De l’aveu de la délégation de haut niveau composée de la Ministre de l’éducation, Mme Nestsanet Asfaw, et de Mme Gifti Abasiya, Ministre d’Etat aux affaires féminines, le manque de ressources financières et humaines fait que l’Ethiopie est encore loin du but de la Convention. Selon les chiffres avancés aujourd’hui, 80% de fillettes subissent encore des mutilations génitales, l’espérance de vie des femmes est de 44 ans soit, comme l’a fait remarquer l’experte de la Hongrie, Krizstina Morvai, deux fois moins élevé que l’espérance de vie des femmes des pays développés. Seulement une fille sur trois achève l’école primaire. Le taux de natalité est élevé; 6,9 enfants par femme tandis que le taux de mortalité maternelle se situe autour de 870 pour 100 000 selon des sources gouvernementales.

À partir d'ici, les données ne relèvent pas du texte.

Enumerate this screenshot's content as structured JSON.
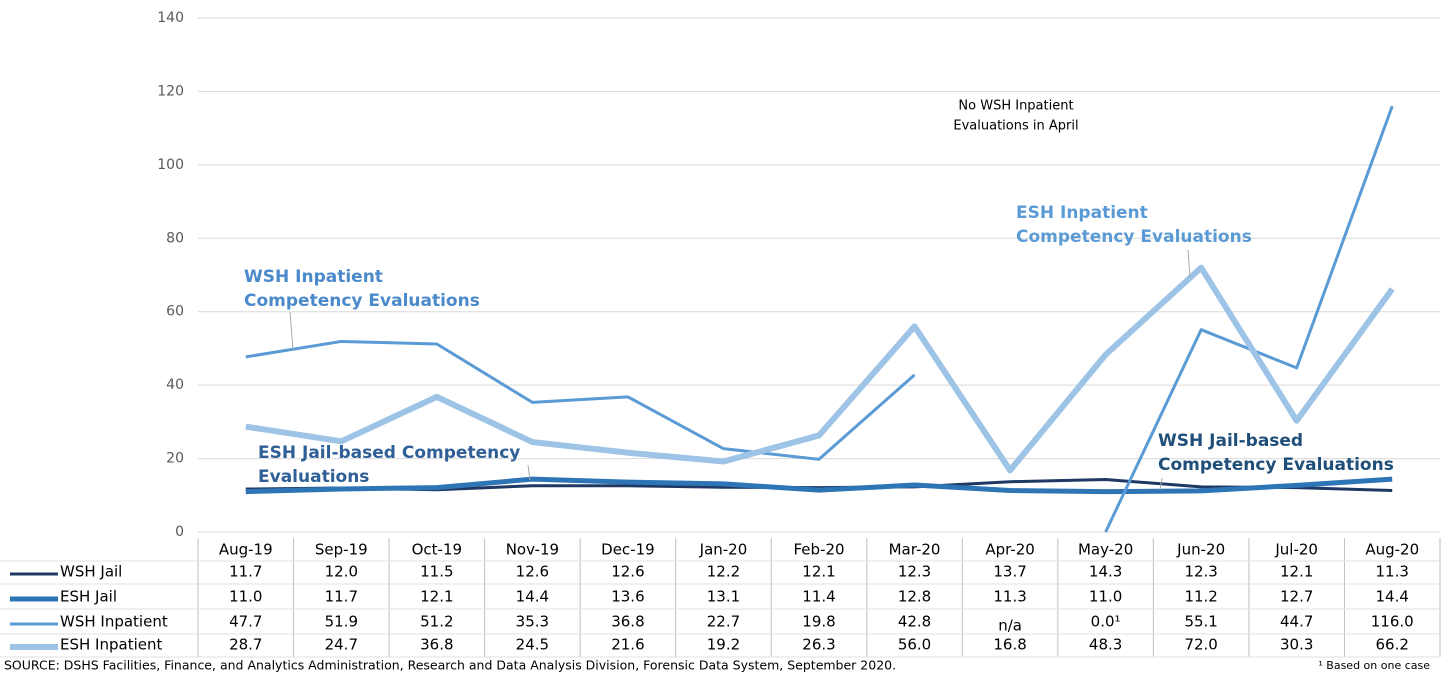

Malgré une réelle volonté politique qui s’est traduite par la présence aujourd’hui à New York de deux Ministres et l’adhésion de l’Ethiopie à de nombreux instruments internationaux des droits de l’homme, les experts se sont demandés dans quelle mesure la structure fédérale du pays ne freinait pas la promotion de la femme. Le nouveau Code de la famille est appliqué par six gouvernements locaux tandis que trois autres continuent d’appliquer l’ancien.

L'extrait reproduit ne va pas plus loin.